Con tanta liviandad procedían, sin escrúpulos, prejuicios, ni miedos, con esa pureza e inocencia propia de dos adolescentes vírgenes que se asoman al sexo como a un misterio todavía desconocido. Es que para gozar hay que sentirse inocente, es preciso internarse en las sensaciones puras, como hacen los niños cuando juegan, quizá como hacían las walkyrias cuando se internaban en la guerra. El manejo mismo del adminículo erótico debía llegar a transparentarse entre ellas, evaporarse, convertirse en algo cotidiano, corriente, natural, sin darles vergüenza. Edelmira lo había aprendido con Elena que tenía y usaba más de uno y Malena lo había aprovechado junto a Sonia en el lupanar de las tierras guaraníes, en las madrugadas melancólicas y vacías de su suite, cuando hartas de whisky y desconsuelo comenzaban a besarse, acariciarse y reclamar para sus cuerpos un espacio de libertad y amor para no morirse.

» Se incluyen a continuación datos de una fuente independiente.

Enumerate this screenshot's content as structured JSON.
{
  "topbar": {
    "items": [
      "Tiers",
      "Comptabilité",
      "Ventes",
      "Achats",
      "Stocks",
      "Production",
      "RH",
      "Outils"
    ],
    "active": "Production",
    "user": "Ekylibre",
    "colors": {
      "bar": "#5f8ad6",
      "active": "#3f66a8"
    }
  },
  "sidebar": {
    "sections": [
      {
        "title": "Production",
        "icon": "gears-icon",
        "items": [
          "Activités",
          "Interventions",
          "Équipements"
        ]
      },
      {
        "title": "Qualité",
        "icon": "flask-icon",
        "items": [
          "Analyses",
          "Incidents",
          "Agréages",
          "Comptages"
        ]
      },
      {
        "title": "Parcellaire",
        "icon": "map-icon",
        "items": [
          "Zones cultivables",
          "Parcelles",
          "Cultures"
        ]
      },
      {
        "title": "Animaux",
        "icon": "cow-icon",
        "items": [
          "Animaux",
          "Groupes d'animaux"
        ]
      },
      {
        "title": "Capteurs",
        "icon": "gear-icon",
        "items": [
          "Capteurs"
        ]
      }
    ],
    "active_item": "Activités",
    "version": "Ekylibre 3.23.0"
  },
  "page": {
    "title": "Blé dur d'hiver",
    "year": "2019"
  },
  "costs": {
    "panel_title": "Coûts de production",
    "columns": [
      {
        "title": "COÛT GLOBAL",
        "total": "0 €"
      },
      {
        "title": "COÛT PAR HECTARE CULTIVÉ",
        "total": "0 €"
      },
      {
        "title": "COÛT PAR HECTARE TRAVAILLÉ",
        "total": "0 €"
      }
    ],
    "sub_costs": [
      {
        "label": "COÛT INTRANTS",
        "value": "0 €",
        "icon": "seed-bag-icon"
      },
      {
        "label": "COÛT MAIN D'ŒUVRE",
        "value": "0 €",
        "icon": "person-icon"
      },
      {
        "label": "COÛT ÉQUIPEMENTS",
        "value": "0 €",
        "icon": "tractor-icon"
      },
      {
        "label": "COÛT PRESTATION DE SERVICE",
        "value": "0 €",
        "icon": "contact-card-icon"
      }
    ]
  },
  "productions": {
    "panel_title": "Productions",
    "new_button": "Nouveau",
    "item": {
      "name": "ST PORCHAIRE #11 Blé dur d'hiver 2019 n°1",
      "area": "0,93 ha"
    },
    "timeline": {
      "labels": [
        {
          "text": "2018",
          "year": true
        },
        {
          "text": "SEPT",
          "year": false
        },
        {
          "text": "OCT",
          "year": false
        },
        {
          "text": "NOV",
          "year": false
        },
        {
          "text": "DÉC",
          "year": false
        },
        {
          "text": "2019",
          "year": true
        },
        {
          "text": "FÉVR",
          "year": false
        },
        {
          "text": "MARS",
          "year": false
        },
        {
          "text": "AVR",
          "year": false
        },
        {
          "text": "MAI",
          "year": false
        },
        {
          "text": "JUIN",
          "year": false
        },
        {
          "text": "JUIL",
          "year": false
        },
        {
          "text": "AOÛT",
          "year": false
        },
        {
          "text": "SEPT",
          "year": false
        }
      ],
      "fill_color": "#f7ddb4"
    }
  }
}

Los Monsivais habían viajado a Paraná. Hilda Punjab no respiraba bien, sus pulmones parecían detenerse y darle aire sólo hasta la mitad de lo que ella se proponía cuando aspiraba y le extrañaba que no tuvieran la capacidad de siempre. Primero le pareció raro y después comenzó a sentirse alarmada y por último el espanto le ganó el ánimo y la tranquilidad; perdió su compostura y le pidió por favor a su marido que no la dejara y que la acompañara donde fuera para sanarse. Por momentos no podía dominar el terror de sentir que podía morirse de un momento a otro. Le habían hecho una prueba llamada espirometría en La Paz y habían aconsejado que fuera a Paraná. La santa señora que cuidara el kiosco desde la madrugada hasta casi la puesta del sol en aquélla ciudad durante infinidad de días en su vida, deslumbrando a Monsivais, jamás había fumado y se sentía injustamente atacada por una enfermedad que no se merecía. Le hubiera gustado volver para visitar amistades, despreocupada y feliz como la conocieran y como se había ido de la mano de quien después fue su pareja, pero quiso el terrible destino que no fuera así, que tuviera que regresar enferma y temiendo por su vida.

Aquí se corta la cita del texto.